Odisha’s ‘silent’ assault on child marriage

The government has roped in the police to spread awareness rather than angst, with the umbrella message of child protection

February 15, 2023 03:49 am | Updated 03:49 am IST - BHUBANESWAR

Girls from the Kandhamal district of Odisha take part in an awareness campaign against child marriage.

Girls from the Kandhamal district of Odisha take part in an awareness campaign against child marriage. | Photo Credit: Special Arrangement

At a time when Assam is seeing mass arrests for child marriage, attracting criticism for the suddenness of the extreme drive, Odisha has taken a long-term view to bringing about social and behavioural change over the past four to five years.

The emphasis has been multi-pronged: all districts track the absence of girls in schools and villages, reporting these numbers to the district administration, who then sends representatives for counselling. ‘Advika – Every Girl is Unique’ is a platform linking all schemes targeting girls, from 10 to 19 years. Chief Minister Naveen Patnaik has come out with guidelines to declare villages child-marriage-free. There are also monetary incentives for particularly vulnerable tribal groups, while individual districts have come up with their own ways of tackling the problem.

People of Pujaripara village in Nabarangpur district of Odisha celebrate their village being declared free of child marriage.

People of Pujaripara village in Nabarangpur district of Odisha celebrate their village being declared free of child marriage. | Photo Credit: Special Arrangement

In January this year, Subarnapur District Collector Aboli Naravane wove a Kathak performance into a local celebration. The song O Ri Chiraiya, to which she danced, talks about the injustice done to women, and was the theme for Satyamev Jayate, a series by Aamir Khan highlighting social evils. Ms. Naravane’s theme was child marriage and sending girls back to school, she Tweeted.

“Engaging with the community, especially girls in the age group of 15 to 18 who are dropouts and retaining them in educational institutions is important,” said Ms.
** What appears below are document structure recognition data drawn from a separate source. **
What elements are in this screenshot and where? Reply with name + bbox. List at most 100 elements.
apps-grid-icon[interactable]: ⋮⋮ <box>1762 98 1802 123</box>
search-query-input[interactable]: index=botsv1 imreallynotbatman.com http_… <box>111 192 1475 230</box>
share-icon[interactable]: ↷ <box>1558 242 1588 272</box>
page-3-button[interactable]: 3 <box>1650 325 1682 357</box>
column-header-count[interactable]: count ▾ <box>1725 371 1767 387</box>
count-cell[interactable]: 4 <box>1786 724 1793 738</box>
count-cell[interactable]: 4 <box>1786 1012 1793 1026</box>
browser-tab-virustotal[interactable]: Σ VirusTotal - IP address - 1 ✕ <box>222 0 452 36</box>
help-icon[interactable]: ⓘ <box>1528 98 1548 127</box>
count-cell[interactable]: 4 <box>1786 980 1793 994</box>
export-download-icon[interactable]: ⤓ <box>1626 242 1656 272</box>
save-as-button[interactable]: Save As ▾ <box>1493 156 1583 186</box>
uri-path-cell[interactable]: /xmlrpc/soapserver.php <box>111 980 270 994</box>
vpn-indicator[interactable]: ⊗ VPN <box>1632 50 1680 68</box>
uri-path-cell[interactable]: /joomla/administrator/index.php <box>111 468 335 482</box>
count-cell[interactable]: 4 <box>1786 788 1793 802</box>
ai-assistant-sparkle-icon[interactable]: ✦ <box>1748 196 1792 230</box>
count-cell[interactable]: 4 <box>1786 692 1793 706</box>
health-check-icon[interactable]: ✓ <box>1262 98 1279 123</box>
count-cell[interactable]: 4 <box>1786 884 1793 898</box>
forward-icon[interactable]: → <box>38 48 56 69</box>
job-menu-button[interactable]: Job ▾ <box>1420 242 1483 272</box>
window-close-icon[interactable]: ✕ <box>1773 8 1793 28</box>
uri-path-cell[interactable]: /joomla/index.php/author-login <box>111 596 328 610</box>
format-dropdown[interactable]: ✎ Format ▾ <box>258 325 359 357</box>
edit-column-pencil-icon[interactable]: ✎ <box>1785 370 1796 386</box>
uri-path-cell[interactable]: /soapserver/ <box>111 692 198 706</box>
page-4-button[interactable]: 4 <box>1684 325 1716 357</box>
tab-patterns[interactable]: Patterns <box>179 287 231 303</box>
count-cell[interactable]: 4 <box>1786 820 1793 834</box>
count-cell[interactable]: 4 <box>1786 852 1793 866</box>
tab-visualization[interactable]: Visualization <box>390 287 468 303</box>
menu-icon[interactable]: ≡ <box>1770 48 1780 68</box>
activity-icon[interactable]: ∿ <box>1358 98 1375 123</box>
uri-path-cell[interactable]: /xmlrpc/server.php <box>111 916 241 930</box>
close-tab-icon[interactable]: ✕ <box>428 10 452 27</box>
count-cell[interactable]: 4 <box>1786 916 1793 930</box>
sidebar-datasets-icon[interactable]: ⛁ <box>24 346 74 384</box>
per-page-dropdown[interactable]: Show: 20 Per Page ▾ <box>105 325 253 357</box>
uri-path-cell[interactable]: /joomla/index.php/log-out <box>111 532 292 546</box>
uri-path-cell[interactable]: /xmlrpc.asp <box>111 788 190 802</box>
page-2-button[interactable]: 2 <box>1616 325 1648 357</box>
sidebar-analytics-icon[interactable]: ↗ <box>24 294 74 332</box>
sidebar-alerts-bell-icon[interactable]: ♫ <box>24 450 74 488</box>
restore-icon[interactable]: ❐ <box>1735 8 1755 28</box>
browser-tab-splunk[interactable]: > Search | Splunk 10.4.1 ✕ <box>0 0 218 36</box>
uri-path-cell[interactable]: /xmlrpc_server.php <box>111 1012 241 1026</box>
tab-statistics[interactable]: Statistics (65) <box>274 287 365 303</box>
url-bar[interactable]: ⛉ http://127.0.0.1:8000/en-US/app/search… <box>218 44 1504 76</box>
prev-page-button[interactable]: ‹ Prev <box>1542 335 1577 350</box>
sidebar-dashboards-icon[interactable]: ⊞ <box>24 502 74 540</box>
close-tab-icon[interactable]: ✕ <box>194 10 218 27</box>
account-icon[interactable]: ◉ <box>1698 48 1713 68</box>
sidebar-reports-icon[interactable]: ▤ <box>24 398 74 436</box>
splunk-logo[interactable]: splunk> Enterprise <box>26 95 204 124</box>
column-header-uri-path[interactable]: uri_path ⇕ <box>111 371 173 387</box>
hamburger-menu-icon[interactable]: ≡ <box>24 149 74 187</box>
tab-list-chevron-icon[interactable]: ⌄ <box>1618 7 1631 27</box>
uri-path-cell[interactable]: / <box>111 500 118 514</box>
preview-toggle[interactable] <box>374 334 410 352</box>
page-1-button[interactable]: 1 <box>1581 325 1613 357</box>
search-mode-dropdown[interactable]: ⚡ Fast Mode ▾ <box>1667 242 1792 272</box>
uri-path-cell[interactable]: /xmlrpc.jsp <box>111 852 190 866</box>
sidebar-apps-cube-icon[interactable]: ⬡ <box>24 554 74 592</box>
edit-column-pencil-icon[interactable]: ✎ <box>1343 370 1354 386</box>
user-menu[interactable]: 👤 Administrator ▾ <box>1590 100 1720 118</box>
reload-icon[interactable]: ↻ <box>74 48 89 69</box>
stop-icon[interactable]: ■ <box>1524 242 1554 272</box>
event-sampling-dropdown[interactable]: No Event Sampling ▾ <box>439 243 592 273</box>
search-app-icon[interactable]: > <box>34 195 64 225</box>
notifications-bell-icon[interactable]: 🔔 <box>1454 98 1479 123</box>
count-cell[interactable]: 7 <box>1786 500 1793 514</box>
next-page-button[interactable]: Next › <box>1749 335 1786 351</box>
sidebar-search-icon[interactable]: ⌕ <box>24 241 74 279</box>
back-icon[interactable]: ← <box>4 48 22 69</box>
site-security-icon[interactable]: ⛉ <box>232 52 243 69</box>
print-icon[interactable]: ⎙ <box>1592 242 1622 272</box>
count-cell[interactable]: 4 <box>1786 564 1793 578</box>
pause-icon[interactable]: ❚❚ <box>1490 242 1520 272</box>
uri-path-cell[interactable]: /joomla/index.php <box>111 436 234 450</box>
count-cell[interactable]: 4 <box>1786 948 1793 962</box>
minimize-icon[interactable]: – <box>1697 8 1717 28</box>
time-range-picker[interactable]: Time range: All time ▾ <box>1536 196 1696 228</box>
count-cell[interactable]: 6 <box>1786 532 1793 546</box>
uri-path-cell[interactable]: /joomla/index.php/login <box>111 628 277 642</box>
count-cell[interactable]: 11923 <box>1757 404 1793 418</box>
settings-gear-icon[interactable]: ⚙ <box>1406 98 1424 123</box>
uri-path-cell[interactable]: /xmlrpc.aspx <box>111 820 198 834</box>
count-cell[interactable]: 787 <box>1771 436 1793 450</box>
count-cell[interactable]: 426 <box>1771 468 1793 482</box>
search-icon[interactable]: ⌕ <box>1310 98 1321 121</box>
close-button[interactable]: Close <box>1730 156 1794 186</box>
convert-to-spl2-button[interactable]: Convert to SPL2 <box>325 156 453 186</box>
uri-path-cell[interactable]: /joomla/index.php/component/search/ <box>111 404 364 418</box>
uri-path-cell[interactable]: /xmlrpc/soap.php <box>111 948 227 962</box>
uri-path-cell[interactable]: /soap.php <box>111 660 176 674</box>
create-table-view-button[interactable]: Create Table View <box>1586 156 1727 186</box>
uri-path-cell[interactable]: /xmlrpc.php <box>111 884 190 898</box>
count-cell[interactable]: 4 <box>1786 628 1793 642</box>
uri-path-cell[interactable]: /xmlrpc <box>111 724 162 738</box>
Navarne, adding that they were addressing the practice of elopement and marrying too. “Prosecution may be an option only when it becomes necessary, particularly against families who support child marriage.”
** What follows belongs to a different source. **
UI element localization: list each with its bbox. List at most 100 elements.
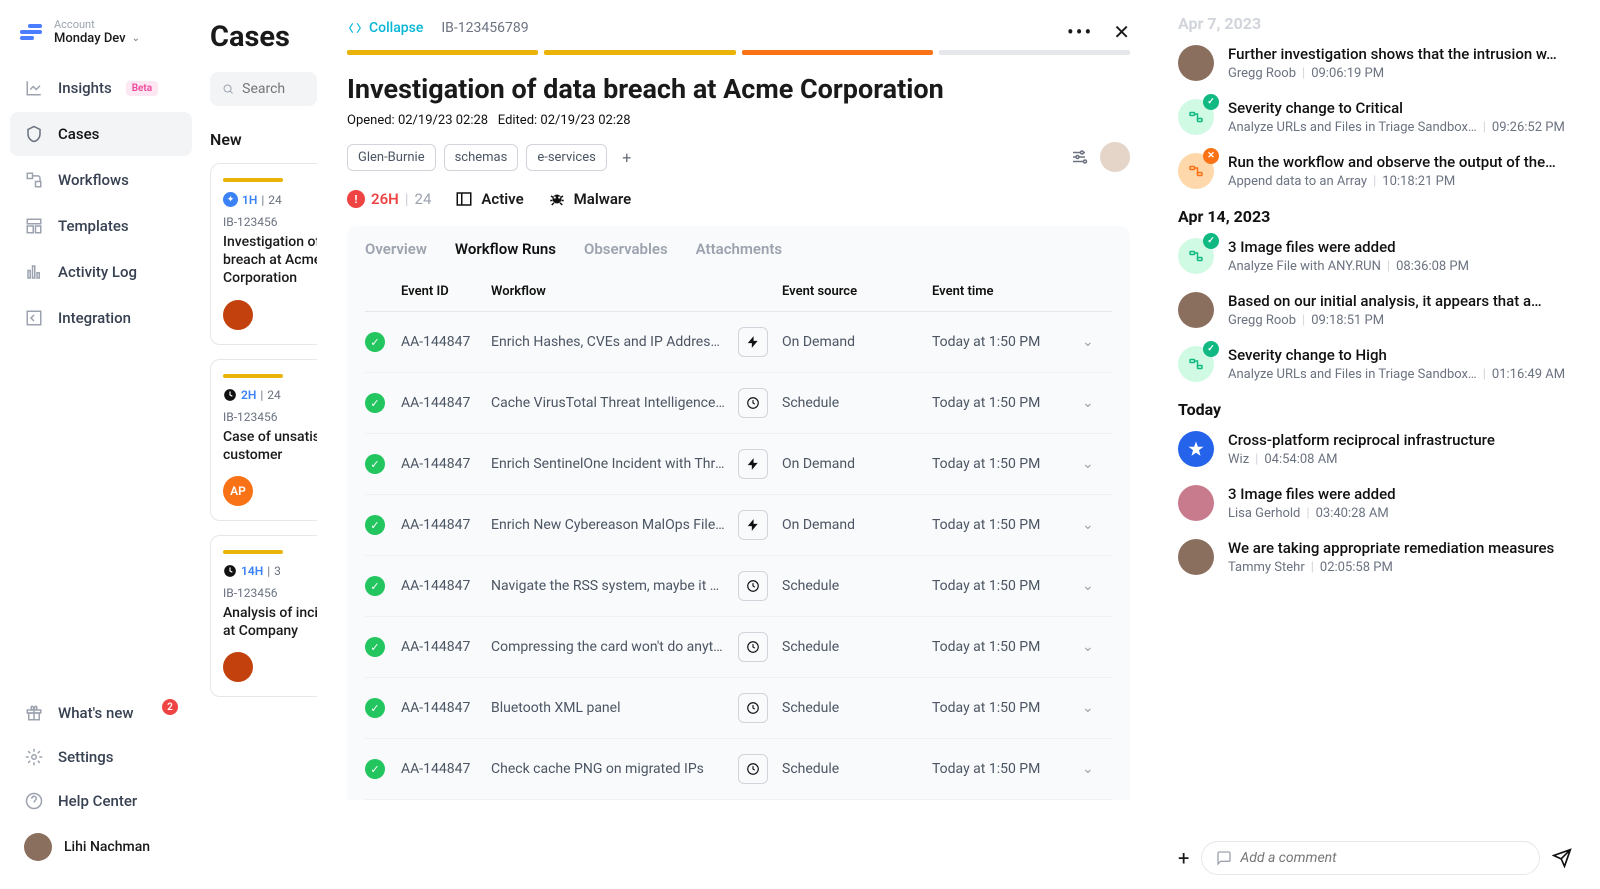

Odisha recorded an overall decline in the prevalence of child marriage: from 21.3% in National Family Health Survey-4 to 20.5% in NFHS-5. However, the southern Odisha district of Nabarangpur had an urgent challenge: data indicated that Nabarangpur had 39.4% girls married under the age of 18 years in comparison to the State average of 20.5% and the national average of 23.3%. Only 15.5% of women of in the district had completed 10 years or more schooling. As many as 50 panchayats were identified as vulnerable on the basis of high incidences of child marriages.

The Odisha police was brought into the picture. The inspectors in-charge of the police stations were assigned the job of conducting monthly meetings in the community to discuss dropping out from school and child marriages with representatives of the panchayat, parents, and children. Police stations were made child friendly so that girls would feel empowered to approach the police. The communication has been around a loss of education, the health issues with teenage pregnancies, and the empowerment of adolescent girls themselves. The police also took up ‘Kishori Jagrukta Saptah’ (adolescent sensitisation week) last year. The police in Jharsuguda followed a similar model, where they adopted 44 villages.

Last year when Odisha found that 43,000 students failed to turn up for the Class X examination, an inquiry was ordered. Child marriage was found to be one of the reasons behind the absence of examinees. In Ranipokhari panchayat of Mayurbhanj district alone, more than 100 children below 18 were found married off, the majority from the Kolha tribe.

Creating awareness

Community leaders of 29 caste, tribe, and religious groups were roped in to build awareness about child marriages. UNICEF and ActionAid Association India, a non-profit working with women and children, supported the district administrations to engage with them.

All these measures have yielded some promise: community-based organisations Paudi Bhuyan Samaj in Sundargarh, Panabeda Ganda Samaj in Nabarangpur, and Jharia Sahu (Teli) Samaj in Bargarh came up with declarations they would not allow marriages to be solemnised for girls below 18 and bridegroom below 21. Though it did not end the age-old practice immediately, the message was loud and clear.

“Over-emphasis on prosecution will take the administration nowhere when the issue is deeply rooted in culture and social norms,” Ghasiram Panda, a programme manager in ActionAid, said. In a few cases, arrests have been made during rescue of child brides and bridegrooms from marriage mandaps. The National Crime Record Bureau data indicates that 64 cases have been initiated pertaining to child marriage. But the focus has largely been on bringing about a mindset change.

The approaches to prevent child marriages differ from district to district. While Nayagarh, about 90 km from Bhubneshwar, maintains a database of close to 50,000 adolescent girls by recording information, the Ganjam district administration in the south of Odisha has made production of Aadhaar number mandatory in all marriages.